The median household income was $39,500, and the median family income was $51,250. Males had a median income of $36,696 versus $23,828 for females. The per capita income for the town was $18,828. About 4.0% of families and 8.1% of the population were below the poverty line, including 9.6% of those under age 18 and 11.0% of those age 65 or over.

Historical population
| Census | Pop. | Note | %± |
| 1850 | 210 |  | — |
| 1860 | 331 |  | 57.6% |
| 1870 | 335 |  | 1.2% |
| 1880 | 452 |  | 34.9% |
| 1890 | 633 |  | 40.0% |
| 1900 | 769 |  | 21.5% |
| 1910 | 746 |  | −3.0% |
| 1920 | 727 |  | −2.5% |
| 1930 | 1,190 |  | 63.7% |
| 1940 | 1,233 |  | 3.6% |
| 1950 | 1,142 |  | −7.4% |
| 1960 | 868 |  | −24.0% |
| 1970 | 903 |  | 4.0% |
| 1980 | 1,064 |  | 17.8% |
| 1990 | 1,318 |  | 23.9% |
| 2000 | 1,759 |  | 33.5% |
| 2010 | 1,548 |  | −12.0% |
| 2020 | 1,446 |  | −6.6% |
U.S. Decennial Census

== Communities and locations in St. Armand ==
- Bloomingdale - A hamlet near the northern town line on NY-3. The community was founded circa 1852.

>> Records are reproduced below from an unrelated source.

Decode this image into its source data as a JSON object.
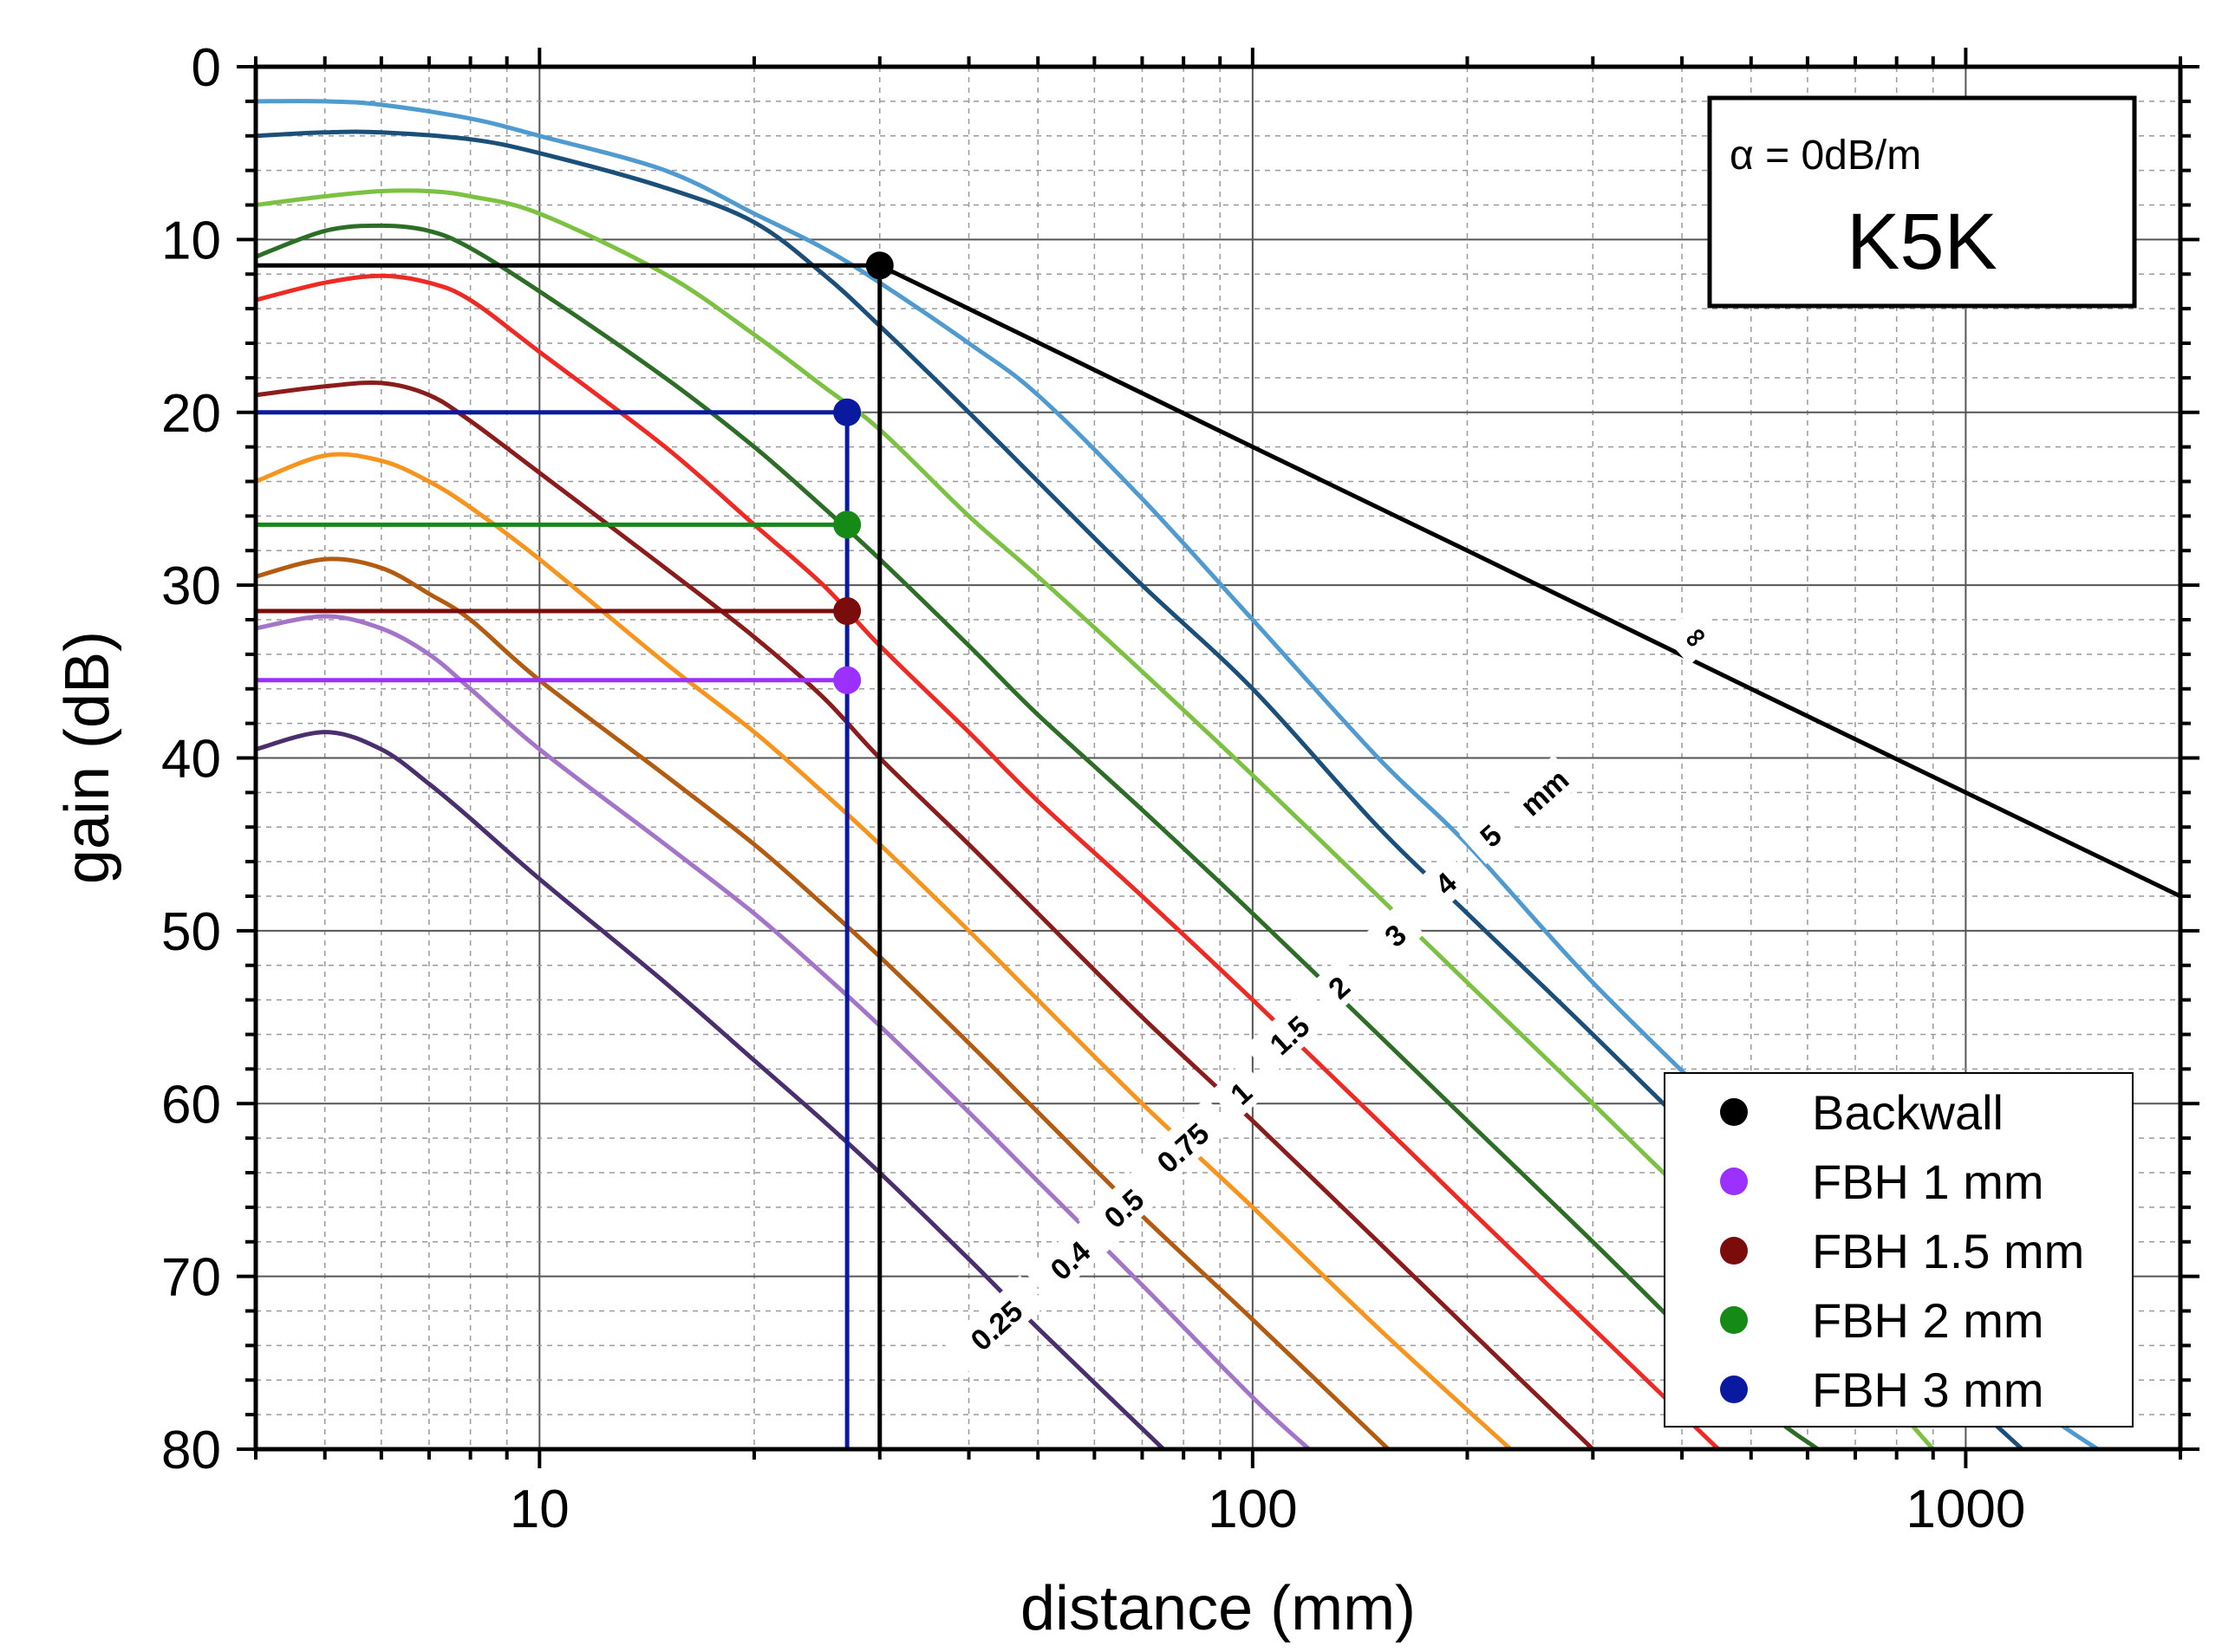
{
  "chart_data": {
    "type": "line",
    "title": "",
    "xlabel": "distance (mm)",
    "ylabel": "gain (dB)",
    "xscale": "log",
    "xlim": [
      4,
      2000
    ],
    "ylim": [
      80,
      0
    ],
    "grid": true,
    "xticks": [
      10,
      100,
      1000
    ],
    "xtick_labels": [
      "10",
      "100",
      "1000"
    ],
    "yticks": [
      0,
      10,
      20,
      30,
      40,
      50,
      60,
      70,
      80
    ],
    "ytick_labels": [
      "0",
      "10",
      "20",
      "30",
      "40",
      "50",
      "60",
      "70",
      "80"
    ],
    "annotation": {
      "alpha": "α = 0dB/m",
      "probe": "K5K"
    },
    "curve_labels": [
      "0.25",
      "0.4",
      "0.5",
      "0.75",
      "1",
      "1.5",
      "2",
      "3",
      "4",
      "5",
      "mm",
      "∞"
    ],
    "series": [
      {
        "name": "∞",
        "color": "#000000",
        "x": [
          30,
          100,
          200,
          500,
          1000,
          2000
        ],
        "y": [
          11.5,
          22,
          28,
          36,
          42,
          48
        ]
      },
      {
        "name": "5 mm",
        "color": "#4f9bd0",
        "x": [
          4,
          5,
          6,
          8,
          10,
          15,
          20,
          25,
          30,
          40,
          50,
          70,
          100,
          150,
          200,
          300,
          500,
          700,
          1000,
          1300,
          1600
        ],
        "y": [
          2,
          2,
          2.2,
          3,
          4,
          6,
          8.5,
          10.5,
          12.5,
          16,
          19,
          25,
          32,
          40,
          45,
          53,
          62,
          68,
          74,
          78,
          81
        ]
      },
      {
        "name": "4 mm",
        "color": "#1a4f7a",
        "x": [
          4,
          5,
          6,
          8,
          10,
          15,
          20,
          25,
          30,
          40,
          50,
          70,
          100,
          150,
          200,
          300,
          500,
          700,
          1000,
          1200
        ],
        "y": [
          4,
          3.8,
          3.8,
          4.2,
          5,
          7,
          9,
          12,
          15,
          20,
          24,
          30,
          36,
          44,
          49,
          56,
          65,
          71,
          77,
          80
        ]
      },
      {
        "name": "3 mm",
        "color": "#7cc242",
        "x": [
          4,
          5,
          6,
          7,
          8,
          10,
          15,
          20,
          25,
          30,
          40,
          50,
          70,
          100,
          150,
          200,
          300,
          500,
          700,
          900
        ],
        "y": [
          8,
          7.5,
          7.2,
          7.2,
          7.5,
          8.5,
          12,
          15.5,
          18.5,
          21,
          26,
          29.5,
          35,
          41,
          48,
          53,
          60,
          69,
          75,
          80
        ]
      },
      {
        "name": "2 mm",
        "color": "#2d6e26",
        "x": [
          4,
          5,
          6,
          7,
          8,
          10,
          15,
          20,
          25,
          30,
          40,
          50,
          70,
          100,
          150,
          200,
          300,
          500,
          620
        ],
        "y": [
          11,
          9.5,
          9.2,
          9.5,
          10.5,
          13,
          18,
          22,
          25.5,
          28.5,
          33.5,
          37.5,
          43,
          49,
          56,
          61,
          68,
          77,
          80
        ]
      },
      {
        "name": "1.5 mm",
        "color": "#ee2a24",
        "x": [
          4,
          5,
          6,
          7,
          8,
          10,
          15,
          20,
          25,
          30,
          40,
          50,
          70,
          100,
          150,
          200,
          300,
          450
        ],
        "y": [
          13.5,
          12.5,
          12.1,
          12.5,
          13.5,
          16.5,
          22,
          26.5,
          30,
          33.5,
          38.5,
          42.5,
          48,
          54,
          61,
          66,
          73,
          80
        ]
      },
      {
        "name": "1 mm",
        "color": "#8b1c1c",
        "x": [
          4,
          5,
          6,
          7,
          8,
          10,
          15,
          20,
          25,
          30,
          40,
          50,
          70,
          100,
          150,
          200,
          300
        ],
        "y": [
          19,
          18.5,
          18.3,
          19,
          20.5,
          23.5,
          29,
          33,
          36.5,
          40,
          45,
          49,
          55,
          61,
          68,
          73,
          80
        ]
      },
      {
        "name": "0.75 mm",
        "color": "#f7941d",
        "x": [
          4,
          5,
          6,
          7,
          8,
          10,
          15,
          20,
          25,
          30,
          40,
          50,
          70,
          100,
          150,
          230
        ],
        "y": [
          24,
          22.5,
          22.8,
          24,
          25.5,
          28.5,
          34.5,
          38.5,
          42,
          45,
          50,
          54,
          60,
          66,
          73,
          80
        ]
      },
      {
        "name": "0.5 mm",
        "color": "#b35c11",
        "x": [
          4,
          5,
          6,
          7,
          8,
          10,
          15,
          20,
          25,
          30,
          40,
          50,
          70,
          100,
          155
        ],
        "y": [
          29.5,
          28.5,
          29,
          30.5,
          32,
          35.5,
          41,
          45,
          48.5,
          51.5,
          56.5,
          60.5,
          66.5,
          72.5,
          80
        ]
      },
      {
        "name": "0.4 mm",
        "color": "#a374c8",
        "x": [
          4,
          5,
          6,
          7,
          8,
          10,
          15,
          20,
          25,
          30,
          40,
          50,
          70,
          100,
          120
        ],
        "y": [
          32.5,
          31.8,
          32.5,
          34,
          36,
          39.5,
          45,
          49,
          52.5,
          55.5,
          60.5,
          64.5,
          70.5,
          77,
          80
        ]
      },
      {
        "name": "0.25 mm",
        "color": "#4b2e6e",
        "x": [
          4,
          5,
          6,
          7,
          8,
          10,
          15,
          20,
          25,
          30,
          40,
          50,
          75
        ],
        "y": [
          39.5,
          38.5,
          39.5,
          41.5,
          43.5,
          47,
          53,
          57.5,
          61,
          64,
          69,
          73,
          80
        ]
      }
    ],
    "markers": [
      {
        "name": "Backwall",
        "color": "#000000",
        "x": 30,
        "y": 11.5,
        "hline": true,
        "vline": true
      },
      {
        "name": "FBH 3 mm",
        "color": "#0a1aa0",
        "x": 27,
        "y": 20,
        "hline": true,
        "vline": true
      },
      {
        "name": "FBH 2 mm",
        "color": "#168a16",
        "x": 27,
        "y": 26.5,
        "hline": true,
        "vline": false
      },
      {
        "name": "FBH 1.5 mm",
        "color": "#7a0c0c",
        "x": 27,
        "y": 31.5,
        "hline": true,
        "vline": false
      },
      {
        "name": "FBH 1 mm",
        "color": "#9b30ff",
        "x": 27,
        "y": 35.5,
        "hline": true,
        "vline": false
      }
    ],
    "legend": {
      "position": "bottom-right",
      "entries": [
        {
          "label": "Backwall",
          "color": "#000000"
        },
        {
          "label": "FBH 1 mm",
          "color": "#9b30ff"
        },
        {
          "label": "FBH 1.5 mm",
          "color": "#7a0c0c"
        },
        {
          "label": "FBH 2 mm",
          "color": "#168a16"
        },
        {
          "label": "FBH 3 mm",
          "color": "#0a1aa0"
        }
      ]
    }
  }
}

- Camp Woodsmoke - A youth camp formerly located at the northern end of Lake Placid.
- Franklin Falls Pond - A wide part of the Saranac River at the northern town boundary.
- Lake Placid - A small part of the northern end of the lake is within the town.
- Moose Pond - A small lake in the western part of St. Armand.
- Saranac Lake - A small part of the village of Saranac Lake is in the southwestern part of the town.
- St. Armand - A location near the northern town line on NY-3.
- Trudeau - A hamlet northeast of Saranac Lake village on NY-3, named for Dr. Edward Livingston Trudeau.